Film ’’Cahaya dari Timur:Beta Maluku’’ Menginspirasi Solidaritas dan Perdamaian Ambon Manise
http://www.beritamalukuonline.com/2014/06/film-cahaya-dari-timurbeta-maluku.html
Bukan rahasia umum kalau orang Maluku begitu identik dengan musik
dan olahraga. Dua sekmen ini ternyata menjadi medium tepat bagi anak-anak
Maluku menyatukan perbedaan yang ikut terkoyak-koyak akibat konflik sosial
berhaluan suku, agama, ras, dan antargolongan (SARA). Melalui tembang-tembang
kultur, tali temali yang terputus akibat krisis kemanusiaan disambung lagi.
Melalui sepak bola, prestasi nasional digapai dengan melupakan konflik. Film
menjadi medium lain menghimpun dua kekuatan tadi menginspirasi perdamaian di
Bumi Maluku.
Laporan: Eva Dolhalewan
Reporter Berita Maluku.com
WALI Kota Ambon Richard Louhenapessy ikut serta menonton perdana salah satu film karya anak Maluku Glend Fredly Latuihamallo di tahun 2014 ini. Film berjudul ’’Cahaya dari Timur: Beta Maluku’’ ini secara perdana diputar di Jakarta Theater, Jumat malam (20/6/2014) nanti.
Terkait film ini, Walkot memberikan apresiasi positif terhadap hasil karya salah satu anak Maluku di dunia perfilman, Glend Fredly Latuihamallo.
Lama berkecimpung di dunia musik dan tarik suara, Glend kini banting setir ke dunia perfilman nasional.
Aktor utama dalam film ’’Cahaya dari Timur:Beta Maluku’’, yakni Chico Jericho dan Shafira Umm. Film yang mengangkat sosok Sani Tawainella ketika sukses membawa tim Maluku juara Piala Medco U-15 tahun 2006 itu disutradarai Angga Dwimas Sasongko.
Menurut Walkot, film ’’Cahaya dari Timur: Beta Maluku’’ mengangkat kisah sosial Maluku dan kota Ambon pada massa konflik kemanusian tahun 1999 lalu.
’’Hal utama yang diangkat adalah dampak dari konflik tersebut menjadikan masyarakat tercerai berai. Fim ini diangkat dari kisah nyata seorang pemuda yang berupaya menciptakan perdamaian Maluku dengan caranya sendiri, pemuda tersebut adalah Sani Tawainela dari Tulehu.

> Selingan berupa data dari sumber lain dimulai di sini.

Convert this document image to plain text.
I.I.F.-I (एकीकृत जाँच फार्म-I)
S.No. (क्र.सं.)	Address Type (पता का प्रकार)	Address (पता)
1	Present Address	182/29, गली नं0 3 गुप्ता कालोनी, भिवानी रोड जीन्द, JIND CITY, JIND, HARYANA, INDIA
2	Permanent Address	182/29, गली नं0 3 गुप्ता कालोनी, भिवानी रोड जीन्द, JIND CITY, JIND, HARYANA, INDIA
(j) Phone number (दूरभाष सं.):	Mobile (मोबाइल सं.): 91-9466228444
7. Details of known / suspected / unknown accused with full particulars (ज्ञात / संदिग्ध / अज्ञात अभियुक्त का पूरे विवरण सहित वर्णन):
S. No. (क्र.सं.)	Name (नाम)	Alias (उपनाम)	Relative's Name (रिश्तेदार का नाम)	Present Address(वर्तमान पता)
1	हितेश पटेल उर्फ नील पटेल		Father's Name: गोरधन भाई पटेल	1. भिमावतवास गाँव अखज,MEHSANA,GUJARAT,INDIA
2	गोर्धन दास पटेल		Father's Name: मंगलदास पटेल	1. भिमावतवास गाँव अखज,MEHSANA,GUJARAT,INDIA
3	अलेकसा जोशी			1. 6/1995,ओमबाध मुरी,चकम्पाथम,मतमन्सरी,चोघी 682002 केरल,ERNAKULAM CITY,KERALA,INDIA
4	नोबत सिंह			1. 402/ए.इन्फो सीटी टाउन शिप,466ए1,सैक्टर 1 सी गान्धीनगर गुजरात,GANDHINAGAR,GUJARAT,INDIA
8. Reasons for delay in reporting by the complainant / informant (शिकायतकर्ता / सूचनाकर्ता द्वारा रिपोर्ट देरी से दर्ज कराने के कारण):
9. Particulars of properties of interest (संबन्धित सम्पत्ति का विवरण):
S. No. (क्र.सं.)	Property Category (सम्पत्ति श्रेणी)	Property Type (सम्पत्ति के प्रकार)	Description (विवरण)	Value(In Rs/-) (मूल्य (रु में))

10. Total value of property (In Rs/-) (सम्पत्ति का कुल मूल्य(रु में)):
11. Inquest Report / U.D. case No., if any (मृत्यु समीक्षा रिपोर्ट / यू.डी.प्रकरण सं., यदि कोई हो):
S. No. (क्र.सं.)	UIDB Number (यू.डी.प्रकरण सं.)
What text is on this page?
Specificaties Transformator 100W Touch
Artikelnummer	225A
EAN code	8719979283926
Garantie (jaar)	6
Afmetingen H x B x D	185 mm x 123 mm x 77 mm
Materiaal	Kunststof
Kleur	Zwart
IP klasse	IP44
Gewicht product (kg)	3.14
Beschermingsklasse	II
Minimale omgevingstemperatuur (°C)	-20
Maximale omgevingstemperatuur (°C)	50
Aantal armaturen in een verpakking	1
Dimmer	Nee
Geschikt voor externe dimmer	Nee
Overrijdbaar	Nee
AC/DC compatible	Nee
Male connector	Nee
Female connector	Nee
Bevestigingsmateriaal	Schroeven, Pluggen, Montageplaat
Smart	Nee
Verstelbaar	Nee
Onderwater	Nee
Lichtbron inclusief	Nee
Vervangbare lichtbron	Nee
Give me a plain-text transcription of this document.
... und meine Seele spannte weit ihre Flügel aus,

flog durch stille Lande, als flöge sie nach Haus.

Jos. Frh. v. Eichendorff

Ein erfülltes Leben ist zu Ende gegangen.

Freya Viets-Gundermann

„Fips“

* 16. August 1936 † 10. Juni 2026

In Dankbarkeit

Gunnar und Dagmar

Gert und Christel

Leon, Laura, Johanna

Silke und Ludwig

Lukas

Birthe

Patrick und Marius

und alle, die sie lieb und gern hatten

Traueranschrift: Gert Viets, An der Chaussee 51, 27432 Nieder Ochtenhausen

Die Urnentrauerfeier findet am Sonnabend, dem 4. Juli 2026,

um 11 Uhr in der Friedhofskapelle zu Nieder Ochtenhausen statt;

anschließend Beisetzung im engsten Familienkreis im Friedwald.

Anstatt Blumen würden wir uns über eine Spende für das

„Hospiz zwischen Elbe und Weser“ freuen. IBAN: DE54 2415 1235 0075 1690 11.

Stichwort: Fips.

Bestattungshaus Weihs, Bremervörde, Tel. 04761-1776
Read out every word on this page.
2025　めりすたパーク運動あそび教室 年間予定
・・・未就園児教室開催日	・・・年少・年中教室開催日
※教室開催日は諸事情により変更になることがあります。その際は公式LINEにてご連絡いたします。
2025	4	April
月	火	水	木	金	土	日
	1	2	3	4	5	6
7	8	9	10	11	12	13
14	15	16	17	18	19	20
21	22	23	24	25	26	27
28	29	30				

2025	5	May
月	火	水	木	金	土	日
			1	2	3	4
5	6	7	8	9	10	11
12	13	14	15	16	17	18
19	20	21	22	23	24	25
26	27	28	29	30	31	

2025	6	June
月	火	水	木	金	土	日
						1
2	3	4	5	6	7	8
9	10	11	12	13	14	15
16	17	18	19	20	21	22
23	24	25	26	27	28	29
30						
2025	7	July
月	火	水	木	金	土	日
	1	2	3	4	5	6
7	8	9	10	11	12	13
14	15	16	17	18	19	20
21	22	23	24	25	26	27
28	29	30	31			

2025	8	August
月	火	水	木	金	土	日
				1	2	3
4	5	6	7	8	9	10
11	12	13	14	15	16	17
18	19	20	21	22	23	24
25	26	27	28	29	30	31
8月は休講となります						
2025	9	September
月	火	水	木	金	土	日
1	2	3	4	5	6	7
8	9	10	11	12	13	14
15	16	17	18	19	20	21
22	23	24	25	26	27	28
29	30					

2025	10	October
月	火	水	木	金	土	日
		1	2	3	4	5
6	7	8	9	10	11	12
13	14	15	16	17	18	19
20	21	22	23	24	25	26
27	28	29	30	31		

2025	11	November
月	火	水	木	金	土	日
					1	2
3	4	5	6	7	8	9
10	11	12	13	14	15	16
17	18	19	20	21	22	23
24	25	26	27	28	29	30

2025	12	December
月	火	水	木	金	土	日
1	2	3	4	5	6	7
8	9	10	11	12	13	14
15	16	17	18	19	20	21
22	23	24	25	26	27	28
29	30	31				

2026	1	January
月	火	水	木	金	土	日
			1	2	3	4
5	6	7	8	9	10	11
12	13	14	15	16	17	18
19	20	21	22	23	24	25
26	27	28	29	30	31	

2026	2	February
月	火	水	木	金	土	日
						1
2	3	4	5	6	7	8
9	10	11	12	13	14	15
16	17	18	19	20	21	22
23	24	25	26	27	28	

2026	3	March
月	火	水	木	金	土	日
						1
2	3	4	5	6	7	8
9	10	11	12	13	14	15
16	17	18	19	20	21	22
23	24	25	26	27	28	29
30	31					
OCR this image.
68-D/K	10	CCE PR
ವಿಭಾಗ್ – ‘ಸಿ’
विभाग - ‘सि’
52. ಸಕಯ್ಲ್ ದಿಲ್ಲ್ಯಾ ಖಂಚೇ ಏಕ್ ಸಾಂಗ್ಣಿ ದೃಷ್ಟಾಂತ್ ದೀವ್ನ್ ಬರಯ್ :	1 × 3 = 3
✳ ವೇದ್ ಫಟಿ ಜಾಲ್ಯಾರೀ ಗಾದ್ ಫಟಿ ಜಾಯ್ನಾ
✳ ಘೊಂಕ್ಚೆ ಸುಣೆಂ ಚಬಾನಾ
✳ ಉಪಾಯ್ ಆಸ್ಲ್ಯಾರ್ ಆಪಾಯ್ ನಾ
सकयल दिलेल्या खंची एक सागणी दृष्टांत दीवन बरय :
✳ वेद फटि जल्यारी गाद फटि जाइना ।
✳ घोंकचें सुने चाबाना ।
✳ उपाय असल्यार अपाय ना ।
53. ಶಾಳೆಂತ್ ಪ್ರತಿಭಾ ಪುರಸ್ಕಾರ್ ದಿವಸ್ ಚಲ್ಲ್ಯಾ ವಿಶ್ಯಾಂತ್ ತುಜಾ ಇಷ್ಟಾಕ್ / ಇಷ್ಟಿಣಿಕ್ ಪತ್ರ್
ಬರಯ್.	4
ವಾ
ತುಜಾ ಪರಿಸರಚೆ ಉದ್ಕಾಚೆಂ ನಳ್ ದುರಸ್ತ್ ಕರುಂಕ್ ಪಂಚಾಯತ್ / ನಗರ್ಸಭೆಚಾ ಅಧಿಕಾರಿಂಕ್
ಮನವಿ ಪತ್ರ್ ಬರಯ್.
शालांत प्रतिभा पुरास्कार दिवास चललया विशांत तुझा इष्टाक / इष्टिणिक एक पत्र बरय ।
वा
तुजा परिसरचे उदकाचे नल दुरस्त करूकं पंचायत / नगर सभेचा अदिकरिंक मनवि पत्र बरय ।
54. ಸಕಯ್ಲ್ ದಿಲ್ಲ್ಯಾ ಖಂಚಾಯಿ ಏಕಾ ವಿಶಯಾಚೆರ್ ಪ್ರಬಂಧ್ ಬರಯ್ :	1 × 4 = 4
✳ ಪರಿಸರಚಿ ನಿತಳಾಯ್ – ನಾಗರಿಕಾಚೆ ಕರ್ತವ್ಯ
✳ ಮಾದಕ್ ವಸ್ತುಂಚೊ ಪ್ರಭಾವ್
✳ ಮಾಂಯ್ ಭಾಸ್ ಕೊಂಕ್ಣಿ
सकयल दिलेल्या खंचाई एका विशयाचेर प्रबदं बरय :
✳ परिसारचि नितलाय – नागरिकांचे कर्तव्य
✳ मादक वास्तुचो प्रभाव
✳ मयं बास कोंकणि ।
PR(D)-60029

Sani berupaya menciptakan perdamaian di Maluku,’’ urai Walkot di Balai Kota Ambon, Senin (16/6).
Sani mula-mula menggarap sekolah sepak bola untuk menyatukan kembali toleransi dan rasa persaudaraan di Maluku yang berbeda dan tercerai-berai akibat konflik kemanusiaan yang terjadi.
’’Film ini memberikan dampak positif dengan bermain bola, anak-anak tidak peduli terhadap konflik’’.
Walkot berharap, dengan menonton film tersebut perdamaian di Ambon tetap menjadi isu positif di Maluku, menggingat kondisi Ambon yang semakin kondusif dari waktu ke waktu. Terpisah Sutradara Angga Dwimas Sasongko mengatakan film garapannya bertujuan untuk mengangkat lebih banyak kisah inspiratif dari Indonesia Timur.
Menurut Sasongko, film yang digarapnya merupakan kisah nyata yang sangat menginspirasi dirinya di tahun 2006 di mana Sani Tawainella seorang tukang ojek yang bersama-sama dengan dia selama 10 hari berkeliling Ambon.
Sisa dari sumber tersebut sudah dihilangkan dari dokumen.